Most information retrieval software that is currently available
follows Luhn's assumption: the frequency of word occurrence in an article
furnishes a useful measurement of word significance.
There are a few pitfalls though:
- Words that occur very often, (and in almost all documents,) are
useless. Words that are very rare also have a low discriminating power.
- Suffixes must be stripped. But beware: the suffix "ual" may be
removed from "factual", but not from "equal". Determining the right
context for removing a suffix is difficult.
- Words must be stemmed. Two words like "absorb" and "absorpt"
have the same stem, and are thus equivalent.
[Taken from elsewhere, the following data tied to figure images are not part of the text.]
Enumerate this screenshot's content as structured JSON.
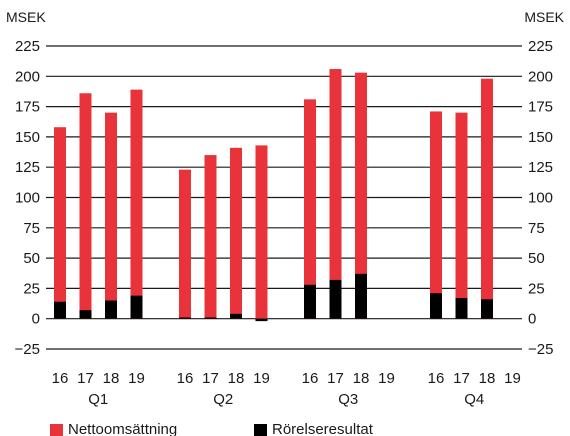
{
  "chart_data": {
    "type": "bar",
    "ylabel_left": "MSEK",
    "ylabel_right": "MSEK",
    "ylim": [
      -25,
      225
    ],
    "yticks": [
      -25,
      0,
      25,
      50,
      75,
      100,
      125,
      150,
      175,
      200,
      225
    ],
    "ytick_labels": [
      "−25",
      "0",
      "25",
      "50",
      "75",
      "100",
      "125",
      "150",
      "175",
      "200",
      "225"
    ],
    "groups": [
      "Q1",
      "Q2",
      "Q3",
      "Q4"
    ],
    "years": [
      "16",
      "17",
      "18",
      "19"
    ],
    "colors": {
      "Nettoomsättning": "#e8333b",
      "Rörelseresultat": "#000000"
    },
    "series": [
      {
        "name": "Nettoomsättning",
        "color": "#e8333b",
        "values": [
          [
            158,
            186,
            170,
            189
          ],
          [
            123,
            135,
            141,
            143
          ],
          [
            181,
            206,
            203,
            null
          ],
          [
            171,
            170,
            198,
            null
          ]
        ]
      },
      {
        "name": "Rörelseresultat",
        "color": "#000000",
        "values": [
          [
            14,
            7,
            15,
            19
          ],
          [
            1,
            1,
            4,
            -2
          ],
          [
            28,
            32,
            37,
            null
          ],
          [
            21,
            17,
            16,
            null
          ]
        ]
      }
    ],
    "legend": {
      "position": "bottom-left",
      "items": [
        "Nettoomsättning",
        "Rörelseresultat"
      ]
    },
    "grid": "horizontal"
  }
}
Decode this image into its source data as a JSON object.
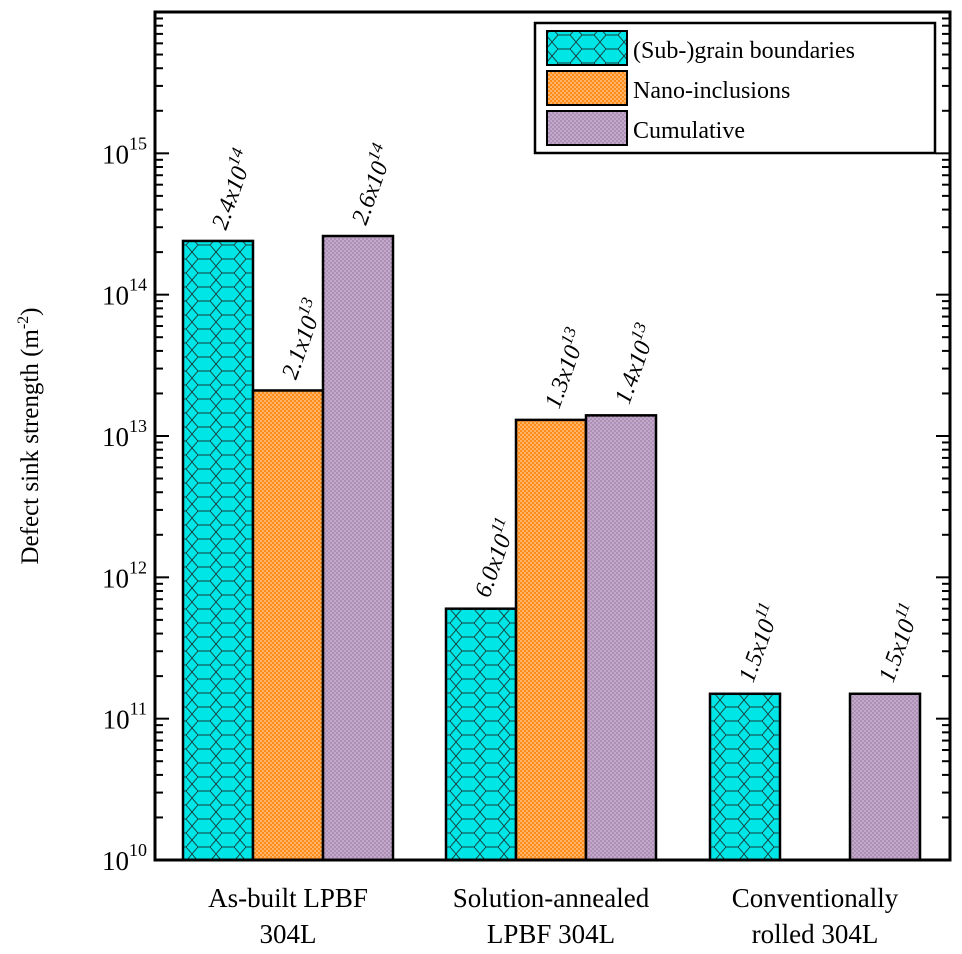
{
  "chart_data": {
    "type": "bar",
    "yscale": "log",
    "ylim": [
      10000000000.0,
      1e+16
    ],
    "ylabel": {
      "text": "Defect sink strength (m",
      "sup": "-2",
      "tail": ")"
    },
    "ytick_labels": [
      {
        "value": 10000000000.0,
        "base": "10",
        "exp": "10"
      },
      {
        "value": 100000000000.0,
        "base": "10",
        "exp": "11"
      },
      {
        "value": 1000000000000.0,
        "base": "10",
        "exp": "12"
      },
      {
        "value": 10000000000000.0,
        "base": "10",
        "exp": "13"
      },
      {
        "value": 100000000000000.0,
        "base": "10",
        "exp": "14"
      },
      {
        "value": 1000000000000000.0,
        "base": "10",
        "exp": "15"
      }
    ],
    "categories": [
      [
        "As-built LPBF",
        "304L"
      ],
      [
        "Solution-annealed",
        "LPBF 304L"
      ],
      [
        "Conventionally",
        "rolled 304L"
      ]
    ],
    "series": [
      {
        "name": "(Sub-)grain boundaries",
        "color": "#00e5e5",
        "pattern": "hexagon",
        "values": [
          240000000000000.0,
          600000000000.0,
          150000000000.0
        ],
        "labels": [
          {
            "m": "2.4x10",
            "e": "14"
          },
          {
            "m": "6.0x10",
            "e": "11"
          },
          {
            "m": "1.5x10",
            "e": "11"
          }
        ]
      },
      {
        "name": "Nano-inclusions",
        "color": "#ff8c1a",
        "pattern": "dots",
        "values": [
          21000000000000.0,
          13000000000000.0,
          null
        ],
        "labels": [
          {
            "m": "2.1x10",
            "e": "13"
          },
          {
            "m": "1.3x10",
            "e": "13"
          },
          null
        ]
      },
      {
        "name": "Cumulative",
        "color": "#c4a8cc",
        "pattern": "dots-dense",
        "values": [
          260000000000000.0,
          14000000000000.0,
          150000000000.0
        ],
        "labels": [
          {
            "m": "2.6x10",
            "e": "14"
          },
          {
            "m": "1.4x10",
            "e": "13"
          },
          {
            "m": "1.5x10",
            "e": "11"
          }
        ]
      }
    ],
    "legend_position": "top-right",
    "grid": false
  }
}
But beware: words like
"neutron" and "neutralize" also have the same stem, but are not equivalent.
- A thesaurus of synonyms may be used. But with words having several
meanings, another word may be a synonym for one meaning of the word but
not of the other.
- When searching for several words, the user may find one word more
important than another, while the system would rank them differently
because of their discriminating power.
Stripping, stemming and looking for synonyms must be done both on the
words in the search string and on the words in the documents.
The figure below (taken from Rijsbergen's book) shows a plot of the
hyperbolic curve relating the frequency of occurrence of words to their
rank order. Words that occur very frequently (more than the upper cut-off)
are not useful for discriminating relevant from non-relevant documents.
Words that occur in very few documents are also not very useful for most
queries. (Not many queries will ask for them.)